CERN's LHC Finds the Higgs Boson?!

According to The Daily Galaxy blog -
  • (there is a rumor that) the world's largest atom smasher may have detected a long-sought subatomic particle called the Higgs boson
  • The controversial rumor is based on what appears to be a leaked internal note from physicists at CERN's Large Hadron Collider (that note can be read on the Daily Galaxy page)
Researchers reported in January that they have seen hints of what may be the hot, dense state of matter thought to have filled the universe in its first nanoseconds of existence. An in depth discussion on the Higgs Boson event would send most of us screaming after only a few seconds, but suffice it to say:
  • The Higgs boson is the only Standard Model particle that has not been observed in particle physics experiments.
But as the Wiki article points out:
  • If the Higgs boson exists, it is an integral and pervasive component of the material world
Of course the ultimate point here is, how close to the first event in the Universe, the big Bang can the LHC get. Well according to CERN spokesman James Gillies, who stated back in 2010:
  • "We're within a billionth of a second of the Big Bang,"

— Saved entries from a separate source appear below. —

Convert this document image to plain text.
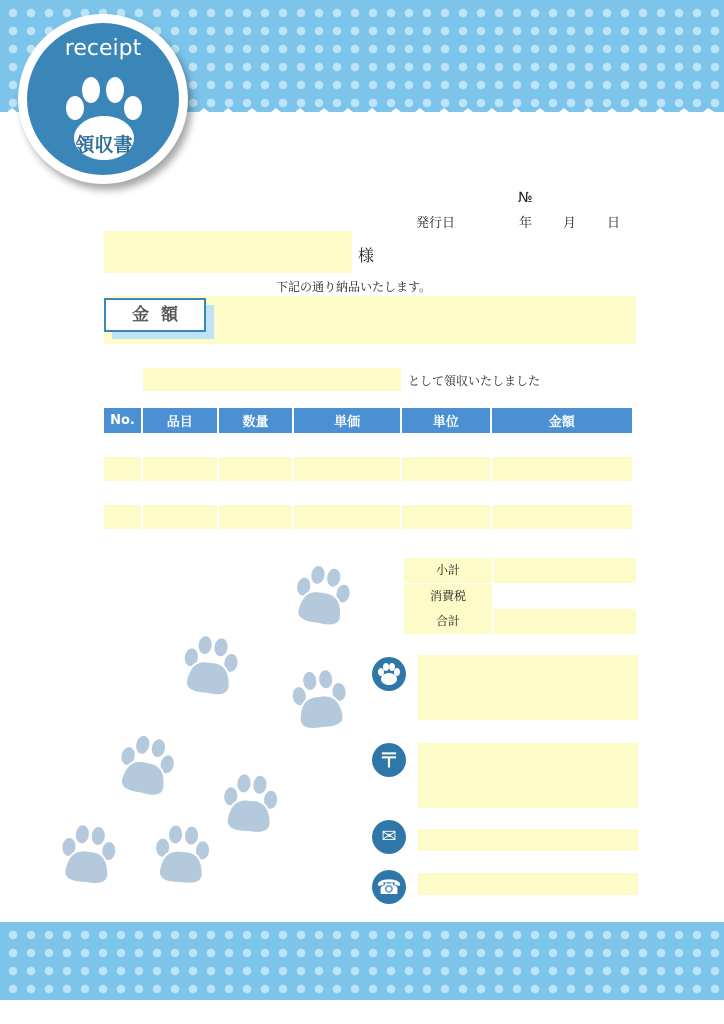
receipt
領収書
№
発行日	年 月 日
様
下記の通り納品いたします。
金額
として領収いたしました
No.	品目	数量	単価	単位	金額

小計
消費税
合計
〒
✉
☎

The main stumbling block now is the fact that the LHC is still running on only partial power owing to damage that occurred during the first full power test when several banks of magnets were irreparably damaged due in part to sub par welding. The LHC can only achieve 14 TeV restricting the collider to .001% under the speed of light. It is hoped that LHC will be able to attain full power some time in 2012.